On Thu, 05 May 2005 09:28:40 +0200, Patrick Finnegan
<pat at computer-refuge.org> wrote:
woodelf declared on Wednesday 04 May 2005 10:04 pm:
Parker, Kevin wrote:
Do you know what the popular choice was?
My Guess is IBM-DOS ... MS-DOS only came more
popular with the clones. Now what programing languges
did you have back then? Assembler , Pascal and Fortran
come to mind.
Erm, you seem to have left out BASIC, one version of which didn't require
you to have disks to use (ROM BASIC); however, that was probably more
useful on the 5150 PC than the 5160 PC/XT since the PC had a cassette
interface you could use with it, which the XT lacks.
From 1980 onwards I worked for a computer center which was one of the
original IBM PC-vendors (in Norway, but the release was worldwide - we
were sworn to strict secrecy before the launch). We never sold any
casette-only or single-sided diskette models. I recall that we had a
number of boxes with CP-M 86 on the shelf, but we never sold a singele
one. We also had UCSD-Pascal(an odd operating system, reasonably
cross-platform), but almost everybody bought PC-DOS.

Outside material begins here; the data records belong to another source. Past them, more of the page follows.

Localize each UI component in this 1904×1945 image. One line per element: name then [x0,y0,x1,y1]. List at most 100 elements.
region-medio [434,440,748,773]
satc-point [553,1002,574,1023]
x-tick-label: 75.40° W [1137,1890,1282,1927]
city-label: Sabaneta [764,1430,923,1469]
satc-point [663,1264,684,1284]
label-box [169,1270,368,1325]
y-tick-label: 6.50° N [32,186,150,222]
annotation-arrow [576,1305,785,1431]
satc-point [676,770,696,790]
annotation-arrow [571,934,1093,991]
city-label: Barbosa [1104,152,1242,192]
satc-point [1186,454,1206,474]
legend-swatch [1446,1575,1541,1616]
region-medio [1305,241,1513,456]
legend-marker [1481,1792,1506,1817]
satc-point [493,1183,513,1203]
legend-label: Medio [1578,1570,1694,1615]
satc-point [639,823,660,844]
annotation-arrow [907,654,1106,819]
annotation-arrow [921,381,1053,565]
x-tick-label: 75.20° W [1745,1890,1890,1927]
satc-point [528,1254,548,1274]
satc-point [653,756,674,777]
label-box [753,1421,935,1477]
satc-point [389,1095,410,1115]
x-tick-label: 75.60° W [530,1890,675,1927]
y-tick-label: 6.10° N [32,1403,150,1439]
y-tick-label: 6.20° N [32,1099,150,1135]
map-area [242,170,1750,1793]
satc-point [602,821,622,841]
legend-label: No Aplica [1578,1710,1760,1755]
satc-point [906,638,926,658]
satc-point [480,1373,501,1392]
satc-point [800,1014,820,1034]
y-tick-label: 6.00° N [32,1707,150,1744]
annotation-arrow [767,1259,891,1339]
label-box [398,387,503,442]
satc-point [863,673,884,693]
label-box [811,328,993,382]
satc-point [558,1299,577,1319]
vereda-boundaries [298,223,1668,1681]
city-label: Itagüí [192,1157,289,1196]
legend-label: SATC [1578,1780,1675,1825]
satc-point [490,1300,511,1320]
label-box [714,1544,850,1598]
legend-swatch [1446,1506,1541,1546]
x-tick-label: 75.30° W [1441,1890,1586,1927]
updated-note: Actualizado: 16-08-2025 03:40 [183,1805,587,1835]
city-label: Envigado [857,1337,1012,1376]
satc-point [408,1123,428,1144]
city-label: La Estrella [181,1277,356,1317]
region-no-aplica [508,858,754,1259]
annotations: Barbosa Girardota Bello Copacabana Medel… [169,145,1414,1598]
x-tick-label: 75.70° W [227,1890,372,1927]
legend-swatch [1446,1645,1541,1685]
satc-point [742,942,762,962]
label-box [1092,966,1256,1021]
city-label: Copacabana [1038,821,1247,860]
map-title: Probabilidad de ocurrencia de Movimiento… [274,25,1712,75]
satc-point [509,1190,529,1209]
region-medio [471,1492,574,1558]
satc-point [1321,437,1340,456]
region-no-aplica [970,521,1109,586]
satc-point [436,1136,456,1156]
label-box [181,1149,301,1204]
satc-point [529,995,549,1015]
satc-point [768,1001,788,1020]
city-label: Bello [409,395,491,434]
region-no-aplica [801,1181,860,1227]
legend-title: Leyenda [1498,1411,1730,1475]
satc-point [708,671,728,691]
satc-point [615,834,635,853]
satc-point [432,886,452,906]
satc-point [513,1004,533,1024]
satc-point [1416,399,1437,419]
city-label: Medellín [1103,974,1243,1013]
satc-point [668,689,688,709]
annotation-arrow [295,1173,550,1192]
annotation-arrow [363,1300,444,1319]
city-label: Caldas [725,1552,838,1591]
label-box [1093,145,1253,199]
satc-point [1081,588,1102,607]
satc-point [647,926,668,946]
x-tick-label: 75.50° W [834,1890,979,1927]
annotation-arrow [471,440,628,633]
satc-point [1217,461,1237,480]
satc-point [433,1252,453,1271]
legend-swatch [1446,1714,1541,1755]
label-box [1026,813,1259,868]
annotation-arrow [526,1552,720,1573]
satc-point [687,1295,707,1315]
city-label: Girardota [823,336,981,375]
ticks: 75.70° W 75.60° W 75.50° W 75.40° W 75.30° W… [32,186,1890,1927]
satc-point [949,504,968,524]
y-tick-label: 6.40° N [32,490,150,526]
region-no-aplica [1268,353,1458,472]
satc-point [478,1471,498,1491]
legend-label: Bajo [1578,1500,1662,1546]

All the IBM 8088-based PCs had ROM BASIC. That was not really useful for
very much, except that you had a functioning computer even if you started
it without a boot diskette. When the XT came around, we also got COBOL
compilers which relied on BASIC for BCD arithmetic and conversion
functions. When the first clone PCs arrived, the COBOL applications and
compiler did not work on them until somebody came up with a TSR to replace
the IBM BASIC interpreter.
Most serious programming was done in Assembler, including large
applications like word processors. FORTRAN was also much used, and an
important banking application was made in IBM Pascal. All the compilers
were very expensive. The big breakthrough for hobbyist programmers came
with Turbo Pascal, the first affordable development tool for the PC.